Microsoft just scored a major content coup, signing People Inc. as the launch partner for its new AI content marketplace. The deal comes as the media giant's Google traffic plummeted from 54% to 24% in just two years, forcing publishers to find new revenue streams beyond search dependency.
People Inc., one of America's largest media publishers, just landed what could be the template for how content creators survive the AI revolution. The company announced its second major AI licensing deal during IAC's third-quarter earnings Tuesday, this time partnering with Microsoft to become the launch partner for the tech giant's new publisher content marketplace.
The timing couldn't be more critical. For the first time, People Inc. revealed the brutal reality behind AI's impact on traditional media traffic. Google Search, which drove 54% of the publisher's traffic just two years ago, has collapsed to a mere 24% in the most recent quarter. The culprit? Google's AI Overviews feature, which answers user queries directly without sending them to publisher websites.
"It's essentially a pay-per-use market where AI players directly can compensate publishers for use of their content on, sort of like an 'a la carte' basis," People Inc.

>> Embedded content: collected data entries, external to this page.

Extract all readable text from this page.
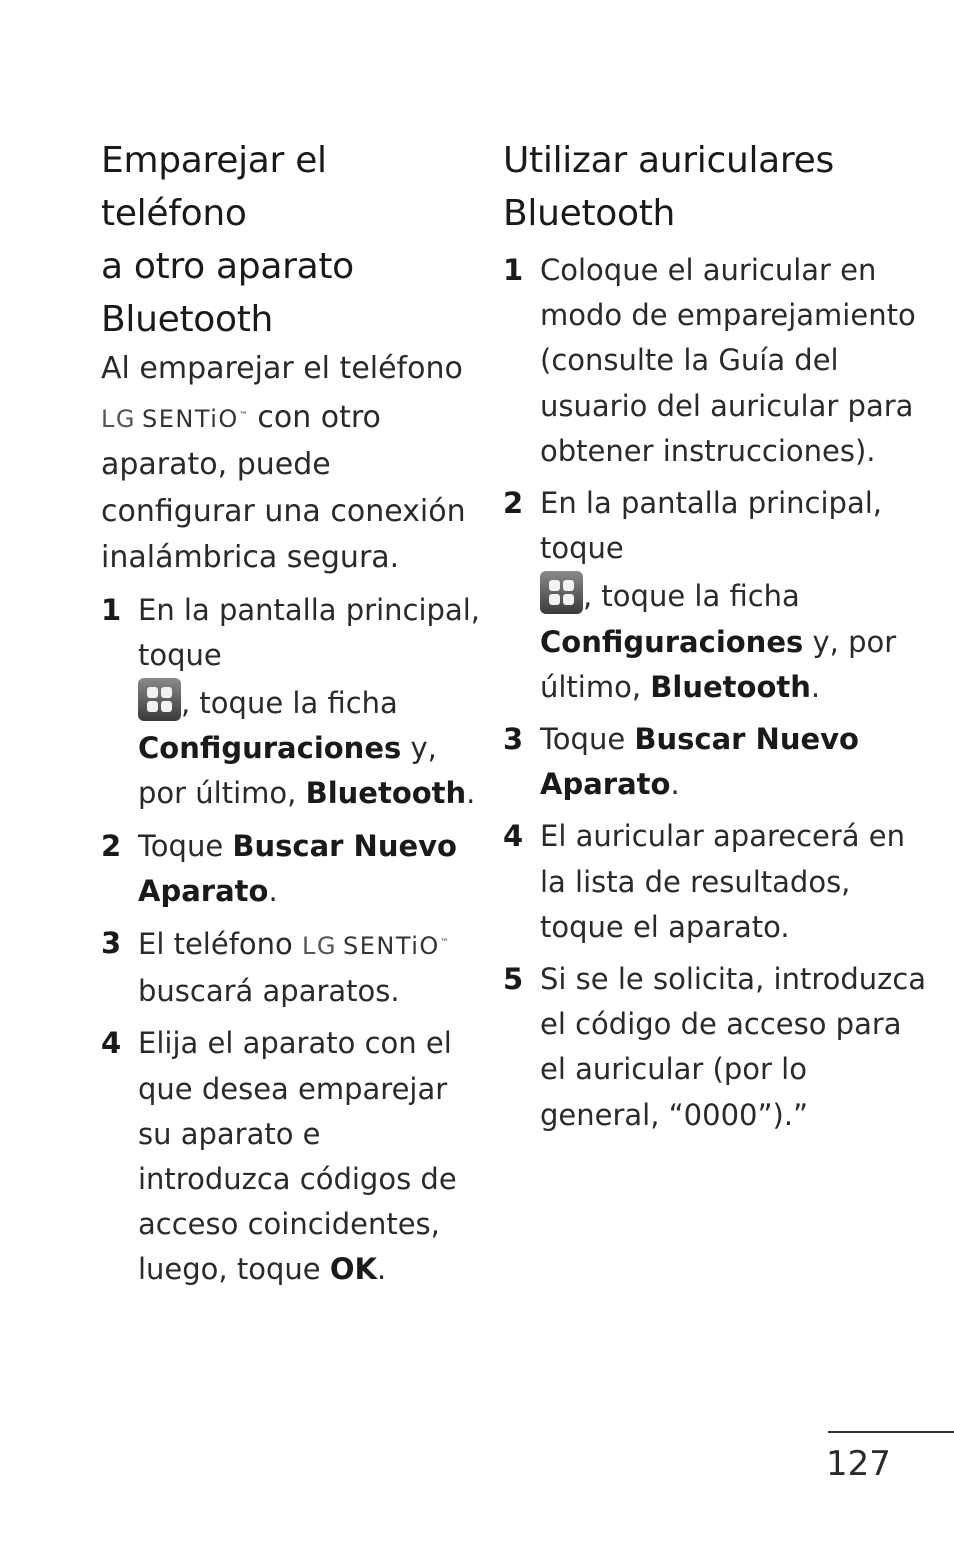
Emparejar el teléfono
a otro aparato
Bluetooth

Al emparejar el teléfono
LG SENTiO™ con otro aparato, puede configurar una conexión inalámbrica segura.

1 En la pantalla principal, toque

, toque la ficha Configuraciones y, por último, Bluetooth.
2 Toque Buscar Nuevo Aparato.
3 El teléfono LG SENTiO™ buscará aparatos.
4 Elija el aparato con el que desea emparejar su aparato e introduzca códigos de acceso coincidentes, luego, toque OK.
Utilizar auriculares
Bluetooth
1 Coloque el auricular en modo de emparejamiento (consulte la Guía del usuario del auricular para obtener instrucciones).
2 En la pantalla principal, toque

, toque la ficha Configuraciones y, por último, Bluetooth.
3 Toque Buscar Nuevo Aparato.
4 El auricular aparecerá en la lista de resultados, toque el aparato.
5 Si se le solicita, introduzca el código de acceso para el auricular (por lo general, “0000”).”
127
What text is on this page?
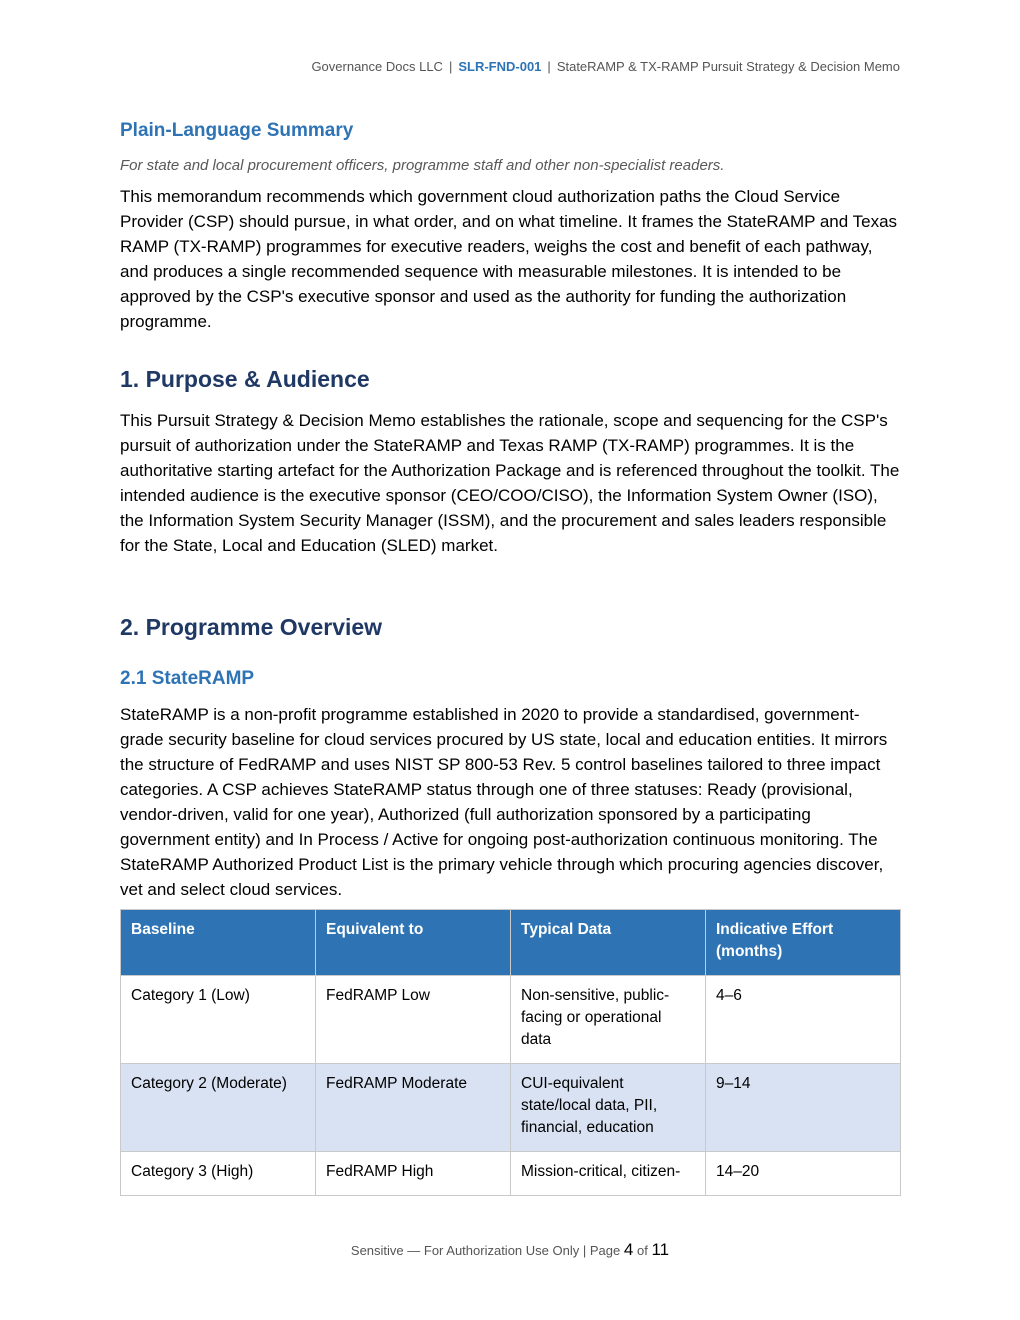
Governance Docs LLC | SLR-FND-001 | StateRAMP & TX-RAMP Pursuit Strategy & Decision Memo
Plain-Language Summary

For state and local procurement officers, programme staff and other non-specialist readers.

This memorandum recommends which government cloud authorization paths the Cloud Service Provider (CSP) should pursue, in what order, and on what timeline. It frames the StateRAMP and Texas RAMP (TX-RAMP) programmes for executive readers, weighs the cost and benefit of each pathway, and produces a single recommended sequence with measurable milestones. It is intended to be approved by the CSP's executive sponsor and used as the authority for funding the authorization programme.

1. Purpose & Audience

This Pursuit Strategy & Decision Memo establishes the rationale, scope and sequencing for the CSP's pursuit of authorization under the StateRAMP and Texas RAMP (TX-RAMP) programmes. It is the authoritative starting artefact for the Authorization Package and is referenced throughout the toolkit. The intended audience is the executive sponsor (CEO/COO/CISO), the Information System Owner (ISO), the Information System Security Manager (ISSM), and the procurement and sales leaders responsible for the State, Local and Education (SLED) market.

2. Programme Overview
2.1 StateRAMP

StateRAMP is a non-profit programme established in 2020 to provide a standardised, government-grade security baseline for cloud services procured by US state, local and education entities. It mirrors the structure of FedRAMP and uses NIST SP 800-53 Rev. 5 control baselines tailored to three impact categories. A CSP achieves StateRAMP status through one of three statuses: Ready (provisional, vendor-driven, valid for one year), Authorized (full authorization sponsored by a participating government entity) and In Process / Active for ongoing post-authorization continuous monitoring. The StateRAMP Authorized Product List is the primary vehicle through which procuring agencies discover, vet and select cloud services.

Baseline	Equivalent to	Typical Data	Indicative Effort (months)
Category 1 (Low)	FedRAMP Low	Non-sensitive, public-facing or operational data	4–6
Category 2 (Moderate)	FedRAMP Moderate	CUI-equivalent state/local data, PII, financial, education	9–14
Category 3 (High)	FedRAMP High	Mission-critical, citizen-	14–20
Sensitive — For Authorization Use Only | Page 4 of 11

CEO Neil Vogel explained during the earnings call. The marketplace represents a fundamental shift from content scraping to direct publisher compensation, with Microsoft's Copilot serving as the inaugural buyer.
This deal marks People Inc's second major AI partnership, building on its earlier agreement with OpenAI last year. But there's a key difference in monetization strategy. Where the OpenAI arrangement operates more like an "all-you-can-eat" subscription model, Microsoft's marketplace follows transaction-based pricing. "What matters to the company is that its work is 'respected and paid for,'" Vogel emphasized, though specific financial terms remain undisclosed.
The publisher's aggressive stance against unpaid AI training has been paying off literally. People Inc. deployed Cloudflare's web infrastructure technology to block AI crawlers, forcing companies to negotiate rather than simply scrape content. "Blocking AI crawlers has been 'very effective' and 'brought almost everyone to the table,'" Vogel reported, hinting that additional licensing deals are in the pipeline.
Vogel hasn't been shy about calling out tech giants for what he sees as content theft. He recently labeled Google a "bad actor" because the company uses the same crawling bot for both search indexing and AI training, making it impossible for publishers to block AI access without losing search traffic entirely. This catch-22 has created an existential crisis for content creators who built their businesses on Google's traffic.